The change comes after the original method had the effect of sharply distorting the RPI, a longstanding measure to which a range of public sector pay contracts and benefits and the state pension are tied. It will not affect historical data.
At the point of most extreme discrepancy last April, the old measure of the RPI was showing an annual rate of 1.2 per cent deflation but had the new wider measure of mortgage costs been used, the RPI would have shown annual inflation of 0.2 per cent.
The period of retail price deflation that emerged last year would have appeared much shorter and shallower had the RPI been measured using the new methodology.
Instead of eight months of falling retail prices stretching from March 2009 to October with a peak deflation rate of 1.6 per cent, the RPI would have fallen for just four months and only reached a rate of 0.5 per cent deflation.
The changes to the way retail prices are calculated will bring the measure closer into line with the consumer price index, the main measure of inflation upon which the Bank of England bases its 2 per cent inflation target.
The main difference between the RPI and CPI is that the RPI includes mortgage interest costs, council tax and some other housing costs.
Although the CPI is the main measure of inflation for policymakers, and more comparable internationally, it is viewed as deficient by some because it does not take into account the costs of housing – a key variable in the recent boom and bust.

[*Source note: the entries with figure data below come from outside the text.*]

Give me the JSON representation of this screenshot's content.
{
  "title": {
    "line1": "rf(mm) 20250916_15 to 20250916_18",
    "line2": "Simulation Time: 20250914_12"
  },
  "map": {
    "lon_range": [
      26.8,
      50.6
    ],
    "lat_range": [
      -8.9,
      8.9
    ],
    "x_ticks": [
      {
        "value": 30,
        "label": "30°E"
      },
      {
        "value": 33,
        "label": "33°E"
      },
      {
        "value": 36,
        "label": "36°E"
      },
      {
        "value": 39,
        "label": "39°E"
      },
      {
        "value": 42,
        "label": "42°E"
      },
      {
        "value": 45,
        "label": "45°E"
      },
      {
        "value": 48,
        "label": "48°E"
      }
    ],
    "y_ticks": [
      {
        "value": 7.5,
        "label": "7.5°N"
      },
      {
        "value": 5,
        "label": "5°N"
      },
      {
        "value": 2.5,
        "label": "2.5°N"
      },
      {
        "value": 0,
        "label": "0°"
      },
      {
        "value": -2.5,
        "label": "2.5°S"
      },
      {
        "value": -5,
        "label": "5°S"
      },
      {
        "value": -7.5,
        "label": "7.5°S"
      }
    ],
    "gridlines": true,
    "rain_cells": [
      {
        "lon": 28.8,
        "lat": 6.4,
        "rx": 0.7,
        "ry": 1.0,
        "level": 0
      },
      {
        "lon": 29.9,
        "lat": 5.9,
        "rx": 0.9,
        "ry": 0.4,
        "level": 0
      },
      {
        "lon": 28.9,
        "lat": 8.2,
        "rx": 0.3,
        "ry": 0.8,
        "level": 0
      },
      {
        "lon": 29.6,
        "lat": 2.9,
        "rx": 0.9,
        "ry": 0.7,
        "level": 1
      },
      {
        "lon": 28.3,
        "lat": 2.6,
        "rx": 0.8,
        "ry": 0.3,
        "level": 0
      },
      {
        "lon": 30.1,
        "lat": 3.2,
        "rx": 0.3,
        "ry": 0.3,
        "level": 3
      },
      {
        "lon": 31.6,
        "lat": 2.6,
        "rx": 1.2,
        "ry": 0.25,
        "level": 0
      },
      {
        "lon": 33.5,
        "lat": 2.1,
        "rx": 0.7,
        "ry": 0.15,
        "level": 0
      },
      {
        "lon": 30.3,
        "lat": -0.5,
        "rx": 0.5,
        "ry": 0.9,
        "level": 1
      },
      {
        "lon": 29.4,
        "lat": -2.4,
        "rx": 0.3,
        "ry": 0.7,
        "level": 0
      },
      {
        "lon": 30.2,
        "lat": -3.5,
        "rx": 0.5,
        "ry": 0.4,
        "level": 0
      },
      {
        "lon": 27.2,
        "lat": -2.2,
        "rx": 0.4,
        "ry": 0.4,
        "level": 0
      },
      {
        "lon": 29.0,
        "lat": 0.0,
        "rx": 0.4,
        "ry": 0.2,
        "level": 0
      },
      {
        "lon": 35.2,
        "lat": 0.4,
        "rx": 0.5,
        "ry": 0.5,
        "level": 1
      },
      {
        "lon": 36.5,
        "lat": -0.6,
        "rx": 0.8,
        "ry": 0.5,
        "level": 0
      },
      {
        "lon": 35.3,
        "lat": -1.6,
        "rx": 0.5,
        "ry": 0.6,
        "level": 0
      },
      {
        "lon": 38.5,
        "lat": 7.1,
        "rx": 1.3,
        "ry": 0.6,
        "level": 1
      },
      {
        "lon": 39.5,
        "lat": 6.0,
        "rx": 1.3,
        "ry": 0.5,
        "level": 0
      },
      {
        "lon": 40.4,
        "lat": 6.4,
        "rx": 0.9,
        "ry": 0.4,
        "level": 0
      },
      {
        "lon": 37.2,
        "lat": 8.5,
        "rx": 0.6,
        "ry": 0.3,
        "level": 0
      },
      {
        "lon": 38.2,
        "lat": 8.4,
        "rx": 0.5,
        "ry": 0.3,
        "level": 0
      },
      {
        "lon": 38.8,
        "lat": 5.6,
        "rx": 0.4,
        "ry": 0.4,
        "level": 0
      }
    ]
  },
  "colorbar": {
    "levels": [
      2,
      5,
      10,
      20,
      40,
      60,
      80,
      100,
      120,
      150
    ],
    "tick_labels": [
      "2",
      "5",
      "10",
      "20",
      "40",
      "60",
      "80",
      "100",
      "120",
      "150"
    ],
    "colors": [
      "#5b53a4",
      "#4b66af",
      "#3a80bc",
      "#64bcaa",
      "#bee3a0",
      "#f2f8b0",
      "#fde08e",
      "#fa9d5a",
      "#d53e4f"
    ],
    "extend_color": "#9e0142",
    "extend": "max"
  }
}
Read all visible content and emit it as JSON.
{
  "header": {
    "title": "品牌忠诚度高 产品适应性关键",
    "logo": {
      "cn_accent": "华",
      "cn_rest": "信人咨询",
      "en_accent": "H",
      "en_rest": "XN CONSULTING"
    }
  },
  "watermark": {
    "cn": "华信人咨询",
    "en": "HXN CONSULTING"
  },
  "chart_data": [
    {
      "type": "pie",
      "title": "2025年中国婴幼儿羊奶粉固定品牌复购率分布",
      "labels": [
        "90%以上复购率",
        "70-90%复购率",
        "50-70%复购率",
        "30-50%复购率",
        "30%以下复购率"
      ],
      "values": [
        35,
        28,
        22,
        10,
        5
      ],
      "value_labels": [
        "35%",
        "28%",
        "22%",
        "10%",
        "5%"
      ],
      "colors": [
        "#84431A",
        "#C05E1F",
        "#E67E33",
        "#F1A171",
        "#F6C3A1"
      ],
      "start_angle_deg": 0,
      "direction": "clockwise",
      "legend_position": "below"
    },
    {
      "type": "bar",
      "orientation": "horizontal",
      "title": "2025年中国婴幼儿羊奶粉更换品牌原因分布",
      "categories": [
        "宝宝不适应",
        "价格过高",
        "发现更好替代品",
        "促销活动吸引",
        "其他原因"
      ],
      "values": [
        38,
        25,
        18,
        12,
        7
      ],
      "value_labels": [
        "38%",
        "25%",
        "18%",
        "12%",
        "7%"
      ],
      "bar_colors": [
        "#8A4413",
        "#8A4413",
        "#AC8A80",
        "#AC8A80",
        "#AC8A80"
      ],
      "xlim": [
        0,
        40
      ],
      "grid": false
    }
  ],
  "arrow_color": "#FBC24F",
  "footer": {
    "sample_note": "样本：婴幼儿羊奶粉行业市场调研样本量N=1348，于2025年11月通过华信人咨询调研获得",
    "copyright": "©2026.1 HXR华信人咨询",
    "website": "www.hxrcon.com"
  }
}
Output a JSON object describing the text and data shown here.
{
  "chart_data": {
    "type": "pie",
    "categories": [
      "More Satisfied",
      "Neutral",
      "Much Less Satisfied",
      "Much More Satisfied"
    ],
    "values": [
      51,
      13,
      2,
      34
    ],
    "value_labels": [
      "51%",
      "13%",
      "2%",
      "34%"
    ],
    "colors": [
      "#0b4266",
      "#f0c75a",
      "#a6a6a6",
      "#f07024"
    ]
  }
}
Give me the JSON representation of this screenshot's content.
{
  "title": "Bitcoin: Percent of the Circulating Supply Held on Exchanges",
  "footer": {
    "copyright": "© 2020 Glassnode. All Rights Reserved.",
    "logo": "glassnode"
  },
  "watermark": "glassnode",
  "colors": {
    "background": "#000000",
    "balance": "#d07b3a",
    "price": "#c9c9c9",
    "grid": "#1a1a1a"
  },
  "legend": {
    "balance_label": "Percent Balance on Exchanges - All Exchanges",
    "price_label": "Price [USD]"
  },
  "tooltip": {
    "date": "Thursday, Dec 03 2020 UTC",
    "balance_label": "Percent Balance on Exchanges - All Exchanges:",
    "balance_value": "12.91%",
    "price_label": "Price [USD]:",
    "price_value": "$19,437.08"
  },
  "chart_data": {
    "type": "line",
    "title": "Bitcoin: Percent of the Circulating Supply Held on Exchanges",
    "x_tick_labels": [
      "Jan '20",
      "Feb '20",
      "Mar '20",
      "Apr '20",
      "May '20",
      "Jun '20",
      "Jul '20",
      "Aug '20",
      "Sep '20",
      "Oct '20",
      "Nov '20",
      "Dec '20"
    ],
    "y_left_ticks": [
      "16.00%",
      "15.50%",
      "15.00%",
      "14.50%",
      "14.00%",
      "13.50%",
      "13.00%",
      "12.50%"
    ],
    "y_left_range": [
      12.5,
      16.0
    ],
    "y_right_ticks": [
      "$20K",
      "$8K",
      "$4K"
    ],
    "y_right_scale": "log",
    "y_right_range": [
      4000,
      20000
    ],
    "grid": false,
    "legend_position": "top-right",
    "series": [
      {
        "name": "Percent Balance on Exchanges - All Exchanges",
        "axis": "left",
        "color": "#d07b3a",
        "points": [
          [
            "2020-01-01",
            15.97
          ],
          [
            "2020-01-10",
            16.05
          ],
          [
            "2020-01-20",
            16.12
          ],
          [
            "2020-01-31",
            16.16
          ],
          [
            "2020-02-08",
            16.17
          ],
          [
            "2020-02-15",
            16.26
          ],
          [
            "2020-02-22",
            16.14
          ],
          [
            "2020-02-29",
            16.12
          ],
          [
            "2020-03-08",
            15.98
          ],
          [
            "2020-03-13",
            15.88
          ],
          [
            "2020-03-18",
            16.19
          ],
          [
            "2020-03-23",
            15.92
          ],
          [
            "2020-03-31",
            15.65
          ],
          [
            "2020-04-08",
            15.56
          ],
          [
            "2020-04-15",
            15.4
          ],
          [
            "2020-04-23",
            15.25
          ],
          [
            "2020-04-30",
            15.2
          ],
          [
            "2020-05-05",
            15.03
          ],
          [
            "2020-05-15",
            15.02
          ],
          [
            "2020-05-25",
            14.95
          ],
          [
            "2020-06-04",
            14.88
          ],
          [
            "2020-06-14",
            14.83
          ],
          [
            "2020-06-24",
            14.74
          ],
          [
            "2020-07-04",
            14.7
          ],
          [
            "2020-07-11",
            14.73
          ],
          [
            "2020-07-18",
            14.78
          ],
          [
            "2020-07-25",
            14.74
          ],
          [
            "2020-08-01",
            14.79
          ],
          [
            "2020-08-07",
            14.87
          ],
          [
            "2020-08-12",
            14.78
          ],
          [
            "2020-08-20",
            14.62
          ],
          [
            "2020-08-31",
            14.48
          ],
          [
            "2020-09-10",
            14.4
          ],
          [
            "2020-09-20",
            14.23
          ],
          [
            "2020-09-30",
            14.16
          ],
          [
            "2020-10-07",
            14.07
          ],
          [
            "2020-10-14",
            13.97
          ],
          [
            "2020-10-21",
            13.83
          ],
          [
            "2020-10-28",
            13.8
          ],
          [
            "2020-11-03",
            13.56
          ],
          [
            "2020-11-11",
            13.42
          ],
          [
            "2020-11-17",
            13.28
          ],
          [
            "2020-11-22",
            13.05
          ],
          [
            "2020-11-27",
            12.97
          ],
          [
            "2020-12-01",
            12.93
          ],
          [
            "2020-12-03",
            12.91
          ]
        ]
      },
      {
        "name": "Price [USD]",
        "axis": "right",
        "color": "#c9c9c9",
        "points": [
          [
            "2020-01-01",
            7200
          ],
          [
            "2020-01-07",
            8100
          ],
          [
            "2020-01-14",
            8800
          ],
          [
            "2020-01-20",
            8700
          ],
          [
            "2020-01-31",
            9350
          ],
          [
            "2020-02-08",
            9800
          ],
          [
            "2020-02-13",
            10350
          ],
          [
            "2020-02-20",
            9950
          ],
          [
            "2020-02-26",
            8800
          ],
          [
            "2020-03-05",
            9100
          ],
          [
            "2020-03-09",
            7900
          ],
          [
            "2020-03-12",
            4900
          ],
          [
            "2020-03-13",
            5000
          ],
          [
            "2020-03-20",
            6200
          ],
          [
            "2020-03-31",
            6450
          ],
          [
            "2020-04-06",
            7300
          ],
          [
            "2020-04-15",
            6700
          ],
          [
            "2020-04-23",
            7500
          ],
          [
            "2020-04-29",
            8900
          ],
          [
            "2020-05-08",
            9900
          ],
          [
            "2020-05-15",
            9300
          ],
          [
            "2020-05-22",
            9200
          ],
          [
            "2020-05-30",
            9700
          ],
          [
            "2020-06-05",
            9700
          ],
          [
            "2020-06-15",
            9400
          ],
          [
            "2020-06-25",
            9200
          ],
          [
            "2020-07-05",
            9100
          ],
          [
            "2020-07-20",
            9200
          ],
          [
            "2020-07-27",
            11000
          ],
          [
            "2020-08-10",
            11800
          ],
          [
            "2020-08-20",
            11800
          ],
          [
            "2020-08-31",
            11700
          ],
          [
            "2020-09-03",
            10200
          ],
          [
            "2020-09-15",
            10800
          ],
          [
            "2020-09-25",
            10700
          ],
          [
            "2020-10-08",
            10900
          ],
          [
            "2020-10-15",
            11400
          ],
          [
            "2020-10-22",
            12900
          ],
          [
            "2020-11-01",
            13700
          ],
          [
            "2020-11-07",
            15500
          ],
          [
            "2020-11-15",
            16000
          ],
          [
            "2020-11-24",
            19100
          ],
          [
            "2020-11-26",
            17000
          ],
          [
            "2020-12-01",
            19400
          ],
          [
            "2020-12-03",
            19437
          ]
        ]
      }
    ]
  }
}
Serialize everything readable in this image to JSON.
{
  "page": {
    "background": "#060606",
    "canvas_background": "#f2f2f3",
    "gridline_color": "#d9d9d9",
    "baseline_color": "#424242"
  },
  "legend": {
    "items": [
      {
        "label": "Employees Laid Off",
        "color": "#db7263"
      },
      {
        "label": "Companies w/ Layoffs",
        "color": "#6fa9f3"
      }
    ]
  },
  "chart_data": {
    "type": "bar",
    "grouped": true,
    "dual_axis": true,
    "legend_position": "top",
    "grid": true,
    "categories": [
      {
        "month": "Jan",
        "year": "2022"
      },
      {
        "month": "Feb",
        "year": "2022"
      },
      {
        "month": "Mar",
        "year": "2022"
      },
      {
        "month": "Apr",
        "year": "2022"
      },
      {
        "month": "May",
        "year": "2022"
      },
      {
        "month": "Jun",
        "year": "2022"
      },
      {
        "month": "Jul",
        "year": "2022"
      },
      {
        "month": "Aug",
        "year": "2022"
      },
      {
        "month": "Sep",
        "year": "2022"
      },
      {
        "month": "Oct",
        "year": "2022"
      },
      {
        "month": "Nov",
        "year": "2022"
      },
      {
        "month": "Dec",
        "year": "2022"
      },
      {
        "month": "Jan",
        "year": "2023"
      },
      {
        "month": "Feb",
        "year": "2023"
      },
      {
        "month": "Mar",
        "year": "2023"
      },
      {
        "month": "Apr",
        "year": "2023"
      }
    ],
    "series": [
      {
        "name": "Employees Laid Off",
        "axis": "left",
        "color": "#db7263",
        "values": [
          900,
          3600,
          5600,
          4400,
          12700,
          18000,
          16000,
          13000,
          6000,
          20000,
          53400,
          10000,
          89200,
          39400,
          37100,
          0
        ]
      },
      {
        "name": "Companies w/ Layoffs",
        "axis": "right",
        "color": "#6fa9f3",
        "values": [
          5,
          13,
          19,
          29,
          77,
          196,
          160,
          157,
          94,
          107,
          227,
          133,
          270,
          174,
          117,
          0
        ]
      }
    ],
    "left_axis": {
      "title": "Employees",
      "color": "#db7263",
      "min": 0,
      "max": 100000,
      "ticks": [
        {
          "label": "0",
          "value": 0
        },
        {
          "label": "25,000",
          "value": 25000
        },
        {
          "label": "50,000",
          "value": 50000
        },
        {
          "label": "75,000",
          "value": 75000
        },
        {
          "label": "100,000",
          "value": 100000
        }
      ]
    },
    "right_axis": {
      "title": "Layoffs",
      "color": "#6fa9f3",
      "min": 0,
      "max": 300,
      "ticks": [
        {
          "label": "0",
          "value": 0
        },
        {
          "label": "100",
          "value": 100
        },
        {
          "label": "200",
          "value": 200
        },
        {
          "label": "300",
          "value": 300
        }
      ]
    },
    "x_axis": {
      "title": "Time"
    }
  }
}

The tweaks to the way in which the RPI is calculated could make the data more useful again after a period in which it has been widely viewed as an unreliable guide to price movements.
Until now, mortgage payments had been factored into the RPI by assuming that all borrowers with mortgages on their homes paid the average standard variable rate offered by lenders – a floating-rate mortgage that homeowners can revert to when their fixed-rate loan ends.
The new way of measuring mortgage interest costs relies on data from the Bank of England that covers a weighted average of fixed, tracker, discount, and other mortgages that make up about 90 per cent of the mortgage universe and should move more gradually.
The ONS said the change was being made “because the new rate is more representative of the mortgage rates available”.